Tens of thousands of Jamaican emigrants during the past century, played a pivotal role in the development of Cuba's sugar industry, generously contributing billions of hours in infra-human working conditions , shedding their tears, blood or paying the ultimate price, in the transformation of the economy and physiognomy of Cuba.
After the triumph of the Revolution, a serious attempt was made by the government to level the racial playing field, which made it possible for thousands of their descendents to achieve and excel in every field of technical and professional field, helping Cuba to earn its well deserved humanitarian reputation across the globe.
Irrespective of any political, social, religious or sexual differences with the policies of Cuba, it is there, where the basis for the development of the people of our region and beyond, is available to to everyone, making its moral and material support, an imperative of everyone concerned with the future and well being of our children.

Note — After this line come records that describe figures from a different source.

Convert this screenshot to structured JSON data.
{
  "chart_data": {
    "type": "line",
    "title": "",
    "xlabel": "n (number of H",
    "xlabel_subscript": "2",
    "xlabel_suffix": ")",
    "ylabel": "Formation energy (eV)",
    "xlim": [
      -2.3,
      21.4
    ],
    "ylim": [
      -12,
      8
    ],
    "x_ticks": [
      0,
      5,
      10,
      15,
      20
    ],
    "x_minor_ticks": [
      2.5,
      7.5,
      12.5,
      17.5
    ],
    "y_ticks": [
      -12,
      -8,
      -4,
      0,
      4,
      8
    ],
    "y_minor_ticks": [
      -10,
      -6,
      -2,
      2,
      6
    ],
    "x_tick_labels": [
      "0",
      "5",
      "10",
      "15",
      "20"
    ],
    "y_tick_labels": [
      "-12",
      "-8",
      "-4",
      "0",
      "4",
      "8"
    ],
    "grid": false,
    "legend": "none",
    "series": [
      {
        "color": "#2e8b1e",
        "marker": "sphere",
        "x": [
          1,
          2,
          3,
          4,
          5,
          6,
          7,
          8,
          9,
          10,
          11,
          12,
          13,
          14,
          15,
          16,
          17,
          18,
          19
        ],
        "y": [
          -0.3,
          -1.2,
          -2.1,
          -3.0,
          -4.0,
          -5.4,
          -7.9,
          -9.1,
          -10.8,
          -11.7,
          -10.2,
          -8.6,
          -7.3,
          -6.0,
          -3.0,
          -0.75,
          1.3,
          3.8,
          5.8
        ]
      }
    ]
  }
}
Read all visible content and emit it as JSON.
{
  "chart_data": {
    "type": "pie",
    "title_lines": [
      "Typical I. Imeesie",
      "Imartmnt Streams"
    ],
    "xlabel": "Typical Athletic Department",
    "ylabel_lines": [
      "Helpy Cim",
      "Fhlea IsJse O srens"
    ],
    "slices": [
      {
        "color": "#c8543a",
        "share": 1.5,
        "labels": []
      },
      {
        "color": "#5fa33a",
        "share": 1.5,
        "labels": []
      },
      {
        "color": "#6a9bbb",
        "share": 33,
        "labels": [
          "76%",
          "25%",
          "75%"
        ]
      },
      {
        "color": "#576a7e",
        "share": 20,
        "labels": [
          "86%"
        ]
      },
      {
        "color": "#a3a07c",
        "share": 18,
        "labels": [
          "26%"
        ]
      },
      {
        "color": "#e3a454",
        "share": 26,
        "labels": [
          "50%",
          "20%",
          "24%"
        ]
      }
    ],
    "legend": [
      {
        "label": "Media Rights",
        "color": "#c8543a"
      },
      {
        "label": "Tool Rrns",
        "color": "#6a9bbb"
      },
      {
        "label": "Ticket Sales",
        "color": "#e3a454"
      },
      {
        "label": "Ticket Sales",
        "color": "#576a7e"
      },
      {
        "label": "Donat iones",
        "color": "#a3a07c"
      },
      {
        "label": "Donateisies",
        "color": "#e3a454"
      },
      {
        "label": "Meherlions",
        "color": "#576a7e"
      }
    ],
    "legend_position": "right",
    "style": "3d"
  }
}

Finally, a serious concern with food security, threat of famine, social unrest and a looming human disaster over the horizon suggests, that we take a a hard look at our past life experiences.
Cuba has the largest agricultural land mass in the area with a substantial underutilized portion, while in other neighboring islands, thousands of people wander hopelessly without an inch of land to feed their children. It is time for us to overcome some vestiges of colonial legacies of artificially drawing boundaries, dividing people and instilling animosities under false pretexts of nationhood.
If thousands of emigrants from most of the Caribbean islands were able to live, create a family and work in Cuba during the twentieth century, contributing their culture, history and language, while pouring riches into native sugar barons and transnational bulging coffer, why cant we work out a humane, respectful guest workers agreement, through which, thousands can earn a decent living, support their families while securing a food reserve for millions and bringing us much closer together.
It is not difficult to imagine the incredible courage and conviction that Prime Minister Golding had to muster, to confront an array of hurdles, innuendo and threats, for daring to travel to an island, some have tried to quarantine, in a fail effort to quell the spread of its transmissible values.
Thousands of Jamaican emigrants and descendants living in Cuba, welcome you home and wish to thank you, for your willingness to create a better future for all.